Ero una ragazza che scappava da tutto e non pensavo di essere capace di prendermi cura di qualcuno.

In quella casa sono cresciuta insieme a mia figlia. Ho trovato persone che mi hanno voluto bene, mi hanno aiutata e mi hanno insegnato, con pazienza, cosa significa essere una mamma.

Dopo sei anni sono uscita come una donna più forte e più autonoma. Oggi lavoro, cresco Rosa e affronto le difficoltà di tutti i giorni. La Casa della Mamma, però, continua a essere un posto speciale: ogni tanto torniamo, perché lì ci sentiamo ancora a casa.”

Maria

Francesca

ero molto giovane e tante cose non riuscivo a capirle. Una di queste era cosa volesse dire essere davvero autonoma.

Durante il mio percorso ho imparato piano piano a prendermi cura di me stessa e del mio bambino. Ho capito che avere paura è normale, ma che con l’aiuto giusto si può andare avanti e affrontare le difficoltà.

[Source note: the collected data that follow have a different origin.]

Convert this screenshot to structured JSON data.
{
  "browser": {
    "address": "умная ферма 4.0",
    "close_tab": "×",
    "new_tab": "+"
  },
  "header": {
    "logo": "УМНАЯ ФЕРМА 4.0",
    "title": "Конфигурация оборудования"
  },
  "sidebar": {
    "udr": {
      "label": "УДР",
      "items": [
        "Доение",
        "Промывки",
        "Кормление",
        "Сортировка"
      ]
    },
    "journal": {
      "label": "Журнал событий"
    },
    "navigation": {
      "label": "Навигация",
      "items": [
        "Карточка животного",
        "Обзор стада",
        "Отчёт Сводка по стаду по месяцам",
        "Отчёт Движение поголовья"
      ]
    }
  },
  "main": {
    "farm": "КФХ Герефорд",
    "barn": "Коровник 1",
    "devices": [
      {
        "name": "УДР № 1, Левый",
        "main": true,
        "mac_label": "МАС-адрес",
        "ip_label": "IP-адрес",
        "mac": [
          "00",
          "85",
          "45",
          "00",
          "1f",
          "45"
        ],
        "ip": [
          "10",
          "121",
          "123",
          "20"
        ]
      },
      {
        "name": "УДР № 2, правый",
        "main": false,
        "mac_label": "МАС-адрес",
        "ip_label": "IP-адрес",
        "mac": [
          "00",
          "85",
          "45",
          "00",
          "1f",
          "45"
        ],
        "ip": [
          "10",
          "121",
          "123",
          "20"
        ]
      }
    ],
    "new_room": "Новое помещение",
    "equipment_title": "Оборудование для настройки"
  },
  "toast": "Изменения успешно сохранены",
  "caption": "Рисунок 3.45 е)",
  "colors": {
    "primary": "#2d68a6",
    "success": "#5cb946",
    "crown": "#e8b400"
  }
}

Oggi so che crescere e diventare autonomi è un cammino che continua ogni giorno. Grazie alla Casa della Mamma posso dare a mio figlio tutto l’amore e la serenità che ho imparato a costruire anche per me.”

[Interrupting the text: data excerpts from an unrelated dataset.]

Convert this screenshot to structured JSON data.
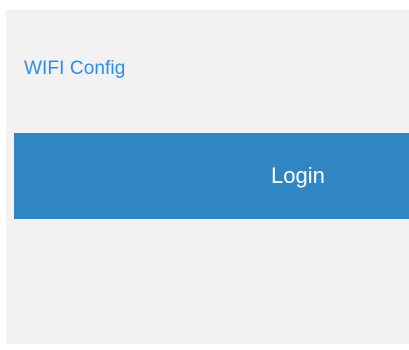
{
  "links": {
    "wifi_config": "WIFI Config"
  },
  "buttons": {
    "login": "Login"
  },
  "colors": {
    "panel_background": "#f2f2f2",
    "link_color": "#2e8ee6",
    "button_background": "#2f86c3",
    "button_text": "#ffffff"
  }
}
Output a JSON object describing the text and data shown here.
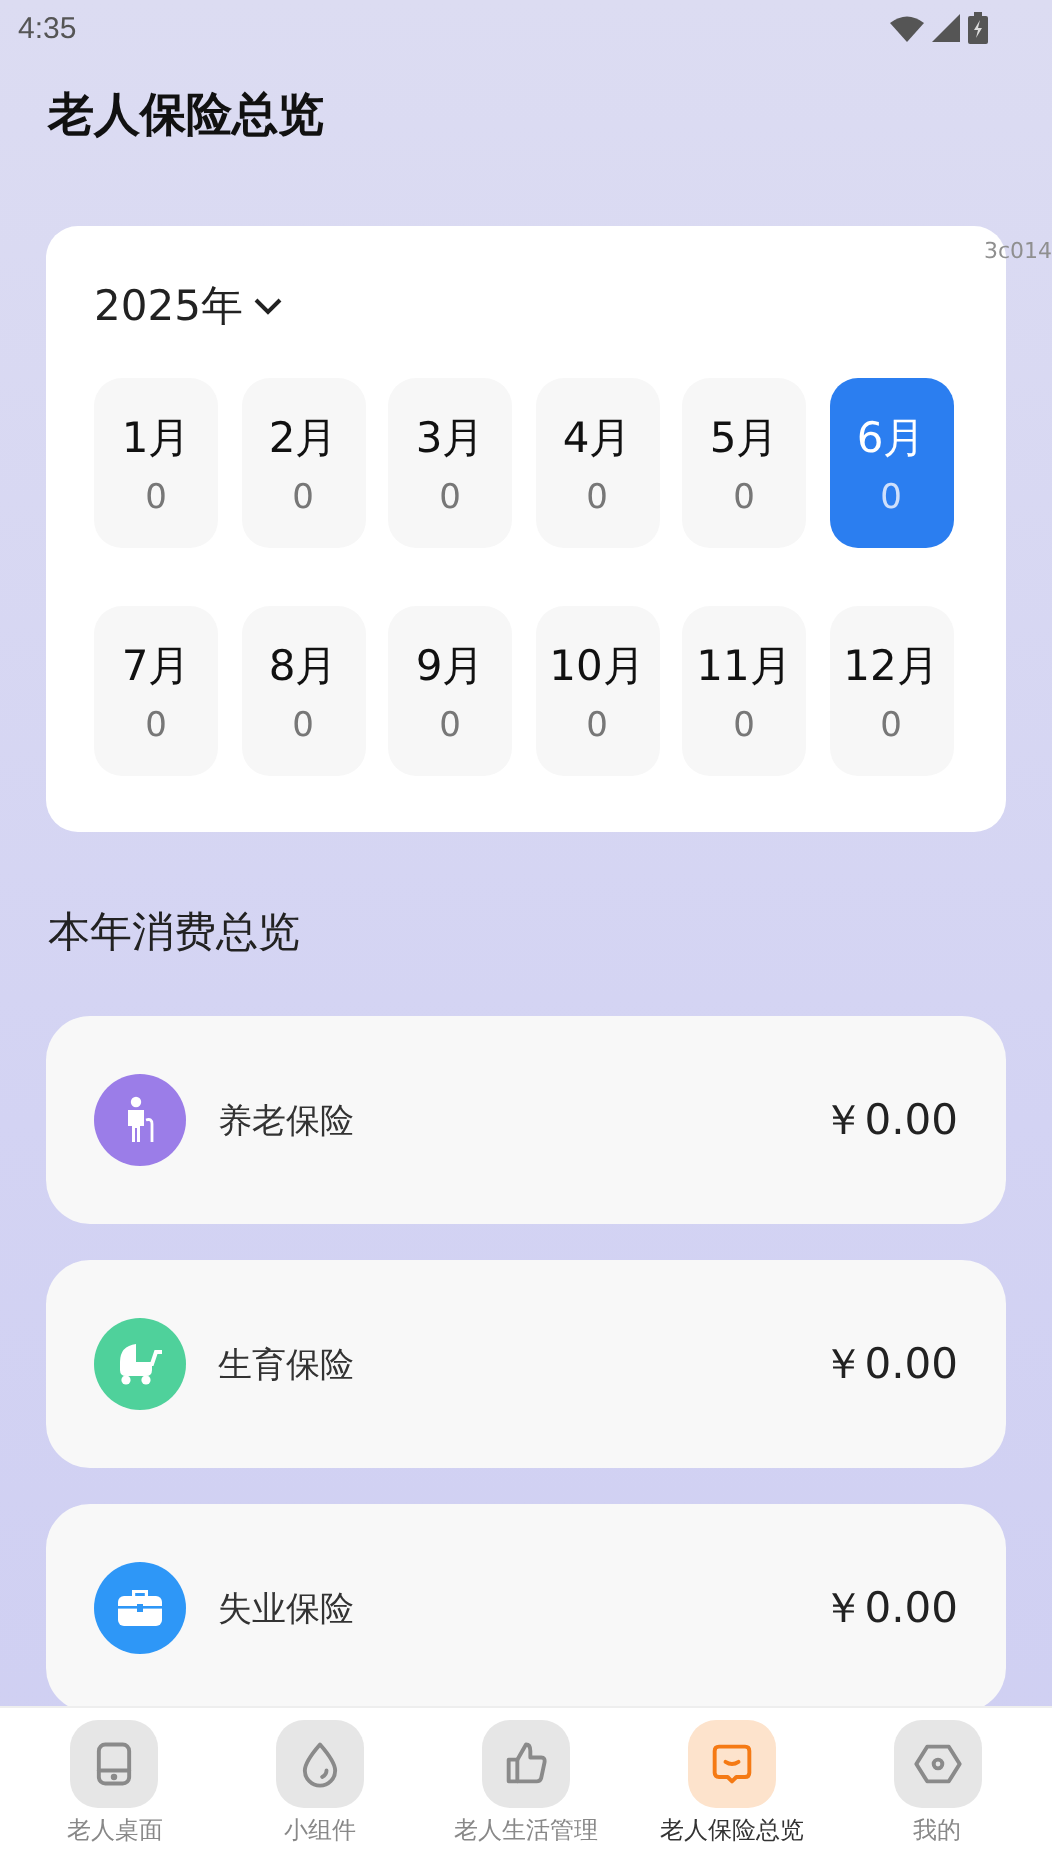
{
  "status_bar": {
    "time": "4:35"
  },
  "title": "老人保险总览",
  "debug_label": "3c014",
  "calendar": {
    "year": "2025年",
    "months": [
      {
        "label": "1月",
        "count": "0",
        "selected": false
      },
      {
        "label": "2月",
        "count": "0",
        "selected": false
      },
      {
        "label": "3月",
        "count": "0",
        "selected": false
      },
      {
        "label": "4月",
        "count": "0",
        "selected": false
      },
      {
        "label": "5月",
        "count": "0",
        "selected": false
      },
      {
        "label": "6月",
        "count": "0",
        "selected": true
      },
      {
        "label": "7月",
        "count": "0",
        "selected": false
      },
      {
        "label": "8月",
        "count": "0",
        "selected": false
      },
      {
        "label": "9月",
        "count": "0",
        "selected": false
      },
      {
        "label": "10月",
        "count": "0",
        "selected": false
      },
      {
        "label": "11月",
        "count": "0",
        "selected": false
      },
      {
        "label": "12月",
        "count": "0",
        "selected": false
      }
    ]
  },
  "section_title": "本年消费总览",
  "insurances": [
    {
      "kind": "pension",
      "name": "养老保险",
      "amount": "￥0.00",
      "color": "#9b7de8"
    },
    {
      "kind": "maternity",
      "name": "生育保险",
      "amount": "￥0.00",
      "color": "#4fd19b"
    },
    {
      "kind": "unemployment",
      "name": "失业保险",
      "amount": "￥0.00",
      "color": "#2e97f7"
    }
  ],
  "nav": [
    {
      "kind": "tablet",
      "label": "老人桌面",
      "selected": false
    },
    {
      "kind": "drop",
      "label": "小组件",
      "selected": false
    },
    {
      "kind": "thumb",
      "label": "老人生活管理",
      "selected": false
    },
    {
      "kind": "chat",
      "label": "老人保险总览",
      "selected": true
    },
    {
      "kind": "hex",
      "label": "我的",
      "selected": false
    }
  ]
}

L’ “Autonomia”: ecco una di quelle cose che non capivo, non sapevo cosa si doveva fare per raggiungere quella “parola”. Beh ora fuori da quel piccolo mondo ho capito cosa vuol dire affrontare quel grande mondo “in autonomia” cercando di superare gli ostacoli che si presentano giorno dopo giorno.

Francesca

Sara

avevo tanta paura e non sapevo cosa sarebbe successo a me e al mio bambino.

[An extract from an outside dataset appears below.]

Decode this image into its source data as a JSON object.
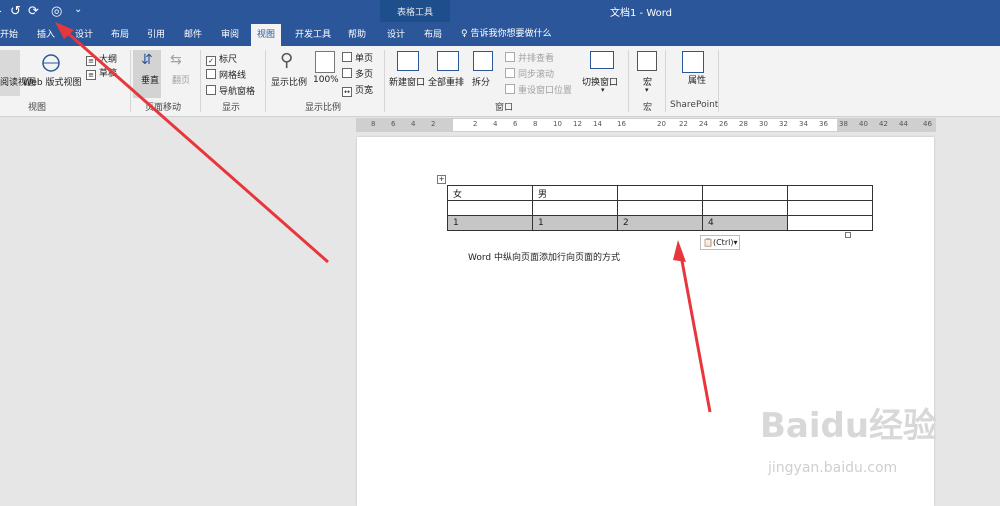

All’inizio non è stato facile. Pensavo di non essere capace di fare la mamma e avevo paura di sbagliare. Poi, un giorno alla volta, ho iniziato a fidarmi delle persone che mi stavano accanto e anche un po’ di più di me stessa.

Qui ho imparato tante cose: prendermi cura di mio figlio, organizzare la mia vita e non mollare quando le cose diventano difficili. Oggi vivo da sola con il mio bambino, lavoro e continuo a fare del mio meglio ogni giorno.

La Casa della Mamma mi ha dato una possibilità. Il resto l’abbiamo costruito insieme, io e mio figlio.”